In the middle ages, Christian thinkers devoted much time in refuting the Classical ideas on demography. Important contributors to the field were William of Conches Bartholomew of Lucca, William of Auvergne, William of Pagula, and Ibn Khaldun.
The Natural and Political Observations ... upon the Bills of Mortality (1662) of John Graunt contains a primitive form of life table. Mathematicians, such as Edmond Halley, developed the life table as the basis for life insurance mathematics. Richard Price was credited with the first textbook on life contingencies published in 1771, followed later by Augustus de Morgan, ‘On the Application of Probabilities to Life Contingencies’ (1838).
At the end of the 18th century, Thomas Malthus concluded that, if unchecked, populations would be subject to exponential growth. He feared that population growth would tend to outstrip growth in food production, leading to ever-increasing famine and poverty. He is seen as the intellectual father of ideas of overpopulation and the limits to growth. Later, more sophisticated and realistic models were presented by Benjamin Gompertz and Verhulst.
The period 1860-1910 can be characterized as a period of transition wherein demography emerged from statistics as a separate field of interest. This period included a panoply of international ‘great demographers’ like Adolphe Quételet (1796–1874), William Farr (1807–1883), Louis-Adolphe Bertillon (1821–1883) and his son Jacques (1851–1922), Joseph Körösi (1844–1906), Anders Nicolas Kaier (1838–1919), Richard Böckh (1824–1907), Wilhelm Lexis (1837–1914) and Luigi Bodio (1840–1920) contributed to the development of demography and to the toolkit of methods and techniques of demographic analysis.
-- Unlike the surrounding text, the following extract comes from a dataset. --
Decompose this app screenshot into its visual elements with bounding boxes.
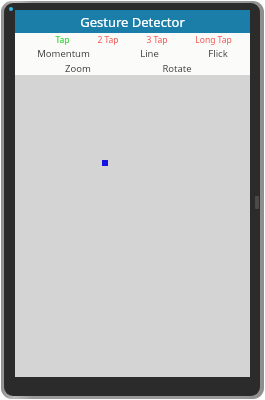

Historical analysis has played a central role in the study of population, from Thomas Malthus in the eighteenth century to major twentieth-century demographers such as Ansley Coale and Samuel Preston. The French historian Louis Henry (1911-1991) is widely credited with the development of historical demography as a distinct subfield of demography. In recent years, new research in historical demography has proliferated owing to the development of massive new population data collections, including the Demographic Data Base in Umeå, Sweden, the Historical Sample of the Netherlands, and the Integrated Public Use Microdata Series (IPUMS).
During the period from 500 to 900 CE world population grew slowly but the growth rate accelerated between 900 and 1300 CE when the population doubled. During the 14th century, there was a fall in population associated with the Black Death that spread from Asia to Europe. This was followed by a period of restrained growth until the 18th century when world population entered a period of accelerated growth again. As previously the acceleration was more marked in the European population, due to scientific revolution and resulting inventions lowering the childbirth mortality rate. European population reached a peak growth rate of 10 per thousand per year in the second half of the 19th century.
During the 20th century, the growth rate among the European populations fell and was overtaken by a rapid acceleration in the growth rate in other continents, which reached 21 per thousand per year in the last 50 years of the millennium.